Brown University President Christina Paxson faced pointed questioning at a Saturday evening news conference over how much information she had six hours after the attack. According to video cited by The Daily Wire, a reporter pressed Paxson on what exactly had been happening in the classroom when the shooter entered. Paxson, who said she had been in Washington, D.C., when she first learned of the shooting and had flown back to Providence, replied at the time that she did not yet know those details and was still catching up on briefings.
The university postponed remaining final exams and later announced broader changes to the exam schedule. As reported by The Daily Wire, Brown officials ultimately canceled all final exams for the term and encouraged students to leave campus if they were able to do so. In a message to the community, the provost advised, “For the moment, we encourage everyone to focus on their own safety and well‑being,” while the university expanded mental‑health and counseling services in the wake of the shooting.
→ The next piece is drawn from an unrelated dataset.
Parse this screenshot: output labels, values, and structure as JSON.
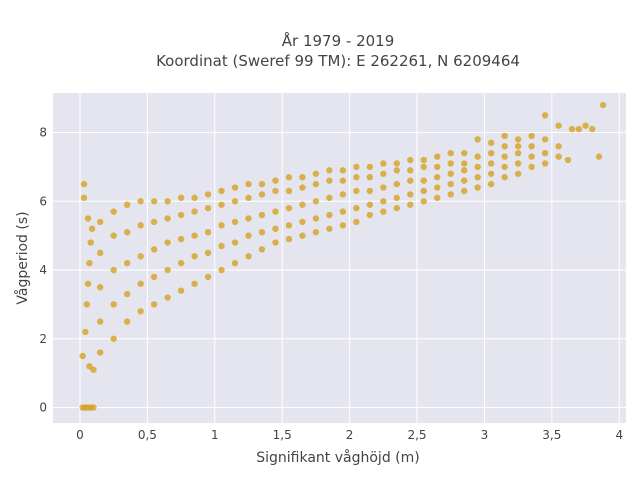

In Washington, the political response to the attack quickly unfolded on Sunday. Senator Chris Murphy, Democrat of Connecticut and a prominent advocate of stricter gun laws, appeared on CNN’s “State of the Union” and linked the Brown shooting and broader trends in violent incidents to decisions made by President Donald Trump’s administration. According to The Daily Wire’s account of the interview, Murphy argued that Trump had been “engaged in a dizzying campaign to increase violence in this country,” citing what he described as recent policy shifts on firearms and federal anti‑violence programs.
Murphy claimed that the White House had moved to roll back certain restrictions on gun ownership for some people with criminal records, dismantled a federal office focused on gun‑violence prevention, and reduced funding for mental‑health and anti‑violence initiatives that were part of a bipartisan 2022 law. Those assertions reflect Murphy’s characterization of Trump‑era policy and have not been independently laid out by the Justice Department or the White House in relation to the Brown case.
The Daily Wire further reported that a Justice Department rule restoring gun rights to some felons was defended by Attorney General Pamela Bondi, who said the change was intended to address what she described as overly broad, permanent disenfranchisement of Americans with criminal histories. Her comments, as quoted by the outlet, emphasized giving certain former offenders a path to regaining rights after meeting specific legal criteria.
As local, state, and federal authorities continue their investigation, Brown’s campus remains under heightened security. Portions of the university, including the area around Barus & Holley, have been treated as active crime scenes with restricted access while forensic teams document evidence. Officials have urged students, faculty, and residents who may have video or other information related to the shooting or the detained person of interest to submit it through official law‑enforcement channels.